VMS positioniert sich als Partner des Autohauses und möchte sich mit intensiver Betreuung und 50 Mitarbeitern vom Mitbewerb abheben. Die Basis bildet dabei das Angebot von Muttergesellschaft Uniqa.


Zuerst kommt der Autoverkauf, dann lange nichts, dann folgt die Finanzierung und dann erst die Versicherung", weiß Peter Steininger, Geschäftsführer der VMS Versicherungsmarkt-Servicegesellschaft. "Der Verkäufer ist wenig versicherungsaffin und hat -ebenso wie der Kundendienstberater -in erster Linie das Auto im Kopf." Dabei steht der Verkäufer, der eine Versicherung anbietet, im Wettbewerb mit Versicherungsberatern und Maklern, die wiederum ausschließlich Versicherungen im Kopf haben.

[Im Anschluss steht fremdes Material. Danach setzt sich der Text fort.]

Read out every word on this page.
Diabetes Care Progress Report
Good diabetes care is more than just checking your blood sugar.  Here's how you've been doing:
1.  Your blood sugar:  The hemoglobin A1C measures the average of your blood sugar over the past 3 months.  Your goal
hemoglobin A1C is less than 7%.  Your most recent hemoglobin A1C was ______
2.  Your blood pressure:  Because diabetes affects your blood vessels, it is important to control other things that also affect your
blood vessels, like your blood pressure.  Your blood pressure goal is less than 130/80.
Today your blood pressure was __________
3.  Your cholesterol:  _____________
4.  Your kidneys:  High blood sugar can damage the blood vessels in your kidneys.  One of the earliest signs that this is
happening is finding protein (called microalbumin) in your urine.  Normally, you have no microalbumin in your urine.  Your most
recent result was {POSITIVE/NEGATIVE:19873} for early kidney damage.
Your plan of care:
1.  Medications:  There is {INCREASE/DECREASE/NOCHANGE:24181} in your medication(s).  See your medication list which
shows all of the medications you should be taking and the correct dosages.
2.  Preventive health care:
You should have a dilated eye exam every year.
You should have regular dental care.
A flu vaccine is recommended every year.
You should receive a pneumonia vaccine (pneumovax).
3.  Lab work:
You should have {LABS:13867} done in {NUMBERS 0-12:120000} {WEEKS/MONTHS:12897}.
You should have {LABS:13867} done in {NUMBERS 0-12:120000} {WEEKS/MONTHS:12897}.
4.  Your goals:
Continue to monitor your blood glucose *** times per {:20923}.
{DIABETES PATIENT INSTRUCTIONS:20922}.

"Der Verkäufer hat Sorge, dass er irgendetwas falsch machen könnte, sowohl in der Beratung und dem Vergleich mit anderen Angeboten wie auch in der Schadenabwicklung, wenn ihn der Kunde bei einem Unfall direkt anruft", berichtet Steininger aus der Praxis. Schließlich ist Versicherung nicht seine Kernkompetenz. Dabei liegen die Vorteile bei einem Versicherungsabschluss im Haus auf der Hand. "Zusätzlicher Ertrag, Kundenbindung, Kompetenz und Werkstattauslastung", fasst Steininger zusammen.

Autos verkaufen und reparieren

"Der Unternehmer will ja beides, Autos verkaufen und reparieren. Da hilft eine im Haus abgeschlossene Versicherung, welche die Fahrzeuge wieder in die Werkstatt bringt, wie das bei uns der Fall ist." Durch das "positive Routing", wie Steininger es bezeichnet, wird der Kunde, etwa durch den reduzierten Selbstbehalt, motiviert, in das ausliefernde Autohaus zu fahren. "Man muss also den Verkäufern die Distanz zum Thema nehmen, und das versuchen wir mit besonders intensiver Betreuung", so Steininger. "Wir haben unser Kürzel VMS für den Slogan verwendet: "Viel mehr Service"! Damit wollen wir uns vom Mitbewerb abheben."

So sind 50 der 65 Mitarbeiter vor Ort bei den Händlern, um diese im Tagesgeschäft zu unterstützen, zu beraten und einen möglichst großen Teil der Abwicklung zu übernehmen, inklusive Zulassung. "Damit können wir mehr Versicherungsgeschäft aus einem Autohaus abholen."

Service und Betreuung

Der wohl größte Vorteil von VMS sind die hohe Serviceorientierung und das große Team. "Bei einer Zusammenarbeit mit VMS punktet das Autohaus mit einem eigenen Versicherungsexperten im Haus, persönlicher Kundenbetreuung und -beratung sowie einer raschen Erledigung der Zulassungsformalitäten", fasst der Geschäftsführer zusammen. Dazu kommt natürlich die Kundenbindung durch das All-inclusive-Service.

Die Basis von VMS bildet dabei das Versicherungsangebot der Mutter Uniqa. "Uniqa ist die vertrauenswürdigste Versicherung, hat ein tolles Image, und das nutzen wir natürlich mit." Die Uniqa-Lösungen werden mit VMS-Vorteilen fürs Autohaus dabei noch aufgewertet.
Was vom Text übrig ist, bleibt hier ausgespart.